February 5, 2018
Competitions play an important role in the development of classical musicians, and they inspire us to get acquainted with new artists. In recent years, the major event of this sort for classical guitarists has been the Guitar Foundation of America International Concert Artist Competition, and on Saturday evening at Foothill Presbyterian Church in San José, the South Bay Guitar Society presented the latest winner, Xavier Jara, born and raised the United States.
The concert began with two little known works by the Renaissance master John Dowland. The Fantasies P.5 and P.71 are dark-hued and mercurial and Jara took full dramatic advantage of the music’s constantly varying textures while keeping the intricate motivic development and points of imitation both emotionally intense and crystal clear. Unfortunately, his powerful interpretation was marred by an out-of-tune instrument.
Next were two delightful miniatures: Les Barricades Mystérieuses by François Couperin and Mysterious Habitats by Dušan Bogdanović. The title of Couperin’s delightful work has been said to refer to the effect of the work’s regular melodic hesitations, to the customs of courtship, and even, as Jara informed us, to women’s eyelashes, which can prevent us from seeing her eyes.
Bogdanović was inspired by the propulsive interlocking patterns of Couperin’s work to create a contemporary composition that felt related to the patterns associated with the minimalism of Steve Reich. Jara gave compelling renditions, enhanced by a rich, full tone.
Initially inspired by the music of Bach as performed by Segovia, Mario Castelnuovo-Tedesco wrote his capricious Variations Across the Centuries in 1932. Jara captured Castelnuovo-Tedesco’s impressions of Bach in a powerful Chaconne and a melancholy and occasionally improvisatory Preludio. He unhesitatingly followed Castelnuovo-Tedesco’s surprising stylistic shift with three waltzes in the style of Johann Strauss, which led into a foxtrot.

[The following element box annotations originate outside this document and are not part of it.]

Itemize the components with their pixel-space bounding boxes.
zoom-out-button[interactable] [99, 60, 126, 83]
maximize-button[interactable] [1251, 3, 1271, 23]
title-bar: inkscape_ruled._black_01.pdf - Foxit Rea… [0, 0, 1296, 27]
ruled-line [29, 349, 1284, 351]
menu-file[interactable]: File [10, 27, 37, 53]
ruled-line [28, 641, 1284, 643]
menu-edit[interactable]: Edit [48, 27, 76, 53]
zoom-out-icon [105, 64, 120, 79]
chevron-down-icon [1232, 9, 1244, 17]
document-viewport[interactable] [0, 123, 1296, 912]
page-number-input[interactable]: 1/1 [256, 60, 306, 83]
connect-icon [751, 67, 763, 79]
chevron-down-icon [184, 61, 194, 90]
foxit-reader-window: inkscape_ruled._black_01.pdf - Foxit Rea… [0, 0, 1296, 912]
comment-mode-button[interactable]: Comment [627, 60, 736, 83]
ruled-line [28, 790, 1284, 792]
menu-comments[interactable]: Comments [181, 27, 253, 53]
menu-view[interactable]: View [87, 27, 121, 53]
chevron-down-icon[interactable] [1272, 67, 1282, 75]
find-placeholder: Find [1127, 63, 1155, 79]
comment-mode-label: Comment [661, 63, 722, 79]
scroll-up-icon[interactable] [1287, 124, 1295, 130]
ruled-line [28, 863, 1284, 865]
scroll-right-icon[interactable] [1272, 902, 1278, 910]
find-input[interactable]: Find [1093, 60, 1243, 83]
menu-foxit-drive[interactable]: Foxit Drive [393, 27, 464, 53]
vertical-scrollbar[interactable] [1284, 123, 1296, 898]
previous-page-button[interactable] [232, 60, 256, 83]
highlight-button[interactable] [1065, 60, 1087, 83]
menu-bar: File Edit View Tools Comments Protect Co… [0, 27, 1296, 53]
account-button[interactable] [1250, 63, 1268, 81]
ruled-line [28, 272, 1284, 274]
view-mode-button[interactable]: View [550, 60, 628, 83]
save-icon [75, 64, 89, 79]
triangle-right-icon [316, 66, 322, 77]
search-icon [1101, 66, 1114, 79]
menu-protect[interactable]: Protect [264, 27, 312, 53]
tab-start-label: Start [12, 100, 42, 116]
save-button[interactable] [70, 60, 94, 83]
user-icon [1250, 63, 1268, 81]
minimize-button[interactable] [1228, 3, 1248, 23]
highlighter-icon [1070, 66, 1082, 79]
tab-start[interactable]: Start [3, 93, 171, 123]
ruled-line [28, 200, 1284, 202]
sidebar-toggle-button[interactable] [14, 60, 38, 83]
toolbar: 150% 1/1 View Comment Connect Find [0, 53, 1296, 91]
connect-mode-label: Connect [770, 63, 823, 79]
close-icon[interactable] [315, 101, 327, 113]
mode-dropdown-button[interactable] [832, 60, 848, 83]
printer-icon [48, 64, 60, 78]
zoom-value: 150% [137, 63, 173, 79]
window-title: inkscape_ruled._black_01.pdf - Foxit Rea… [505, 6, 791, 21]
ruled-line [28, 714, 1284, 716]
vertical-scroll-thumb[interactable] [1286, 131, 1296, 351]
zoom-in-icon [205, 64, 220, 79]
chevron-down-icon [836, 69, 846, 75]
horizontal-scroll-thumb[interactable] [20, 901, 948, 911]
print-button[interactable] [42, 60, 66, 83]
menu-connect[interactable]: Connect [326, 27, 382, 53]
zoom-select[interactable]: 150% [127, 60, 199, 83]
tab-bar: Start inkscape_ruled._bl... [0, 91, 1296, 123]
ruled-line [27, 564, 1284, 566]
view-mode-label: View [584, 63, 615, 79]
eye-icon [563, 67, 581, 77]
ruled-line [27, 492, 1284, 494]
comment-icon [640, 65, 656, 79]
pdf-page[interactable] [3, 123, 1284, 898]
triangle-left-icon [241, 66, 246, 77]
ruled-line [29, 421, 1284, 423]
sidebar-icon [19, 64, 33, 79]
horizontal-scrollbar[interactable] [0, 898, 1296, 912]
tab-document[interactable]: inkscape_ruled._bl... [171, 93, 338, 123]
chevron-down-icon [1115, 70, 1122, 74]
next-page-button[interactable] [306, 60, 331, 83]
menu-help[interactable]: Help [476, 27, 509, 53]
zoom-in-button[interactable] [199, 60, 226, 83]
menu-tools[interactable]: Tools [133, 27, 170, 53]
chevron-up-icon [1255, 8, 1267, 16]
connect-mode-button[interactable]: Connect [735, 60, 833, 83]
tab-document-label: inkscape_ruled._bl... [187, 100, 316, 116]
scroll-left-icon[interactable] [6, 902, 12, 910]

There were several changes to the program that I found disappointing. Isaac Albéniz’ Córdoba and Cataluña, Jeremy Collins’s Elegy, Stephen Goss’s Labyrinth, and Dušan Bogdanović’s Sonata 3 were not performed even though they were advertised in the publicity material announcing the concert The addition of Les Barricades Mystérieuses and Mysterious Habitats, though delightful, felt like insufficient compensation. Bogdanović and Goss are two of the most accomplished composers for guitar writing today and many eagerly anticipate their new works. It would be nice if performers and presenters gave that more consideration. [Note: Mr. Jara has informed us that the program changes were submitted but not able to be processed by the volunteer staff in time. — Editor]
I have studied the score of Collins’s Elegy, which looks like an inventive piece. I enjoyed a YouTube performance of it and was sorry not to have heard it performed live. Collins’ Snehurka, Denis Mortagne’s Jeff Buckley Requiem, and Graeme Koehne’s A Closed World of Fine Feelings of Grand Design were all less substantial works which fit the stereotype of new-age music.
The concert ended on a high point with Judicael Perroy’s transcription of Antonio Vivaldi’s Concerto for Four Violins, Op. 3, No. 9, itself based on Johann Sebastian Bach’s arrangement for harpsichord. Guitarists have long performed Bach’s cello and lute suites as well as the violin sonatas and partitas but have only recently begun exploring Bach’s keyboard works. Bach’s Concerto No.1 in D Major, BWV 972 is alternately exuberant and tender, and Jara brought out its many moods and as well as the youthful exuberance of Bach’s obviously wholehearted enthusiasm for Vivaldi’s musical innovations.
The South Bay Guitar Society admirably offers occasional prelude performances by local students. This evening began with a lively and skillful performance of the Alla Cubana and Allegro from William Walton’s Five Bagatelles by 13-year-old Eric Junyang Wang, a prizewinning guitar student at the California Conservatory of Music.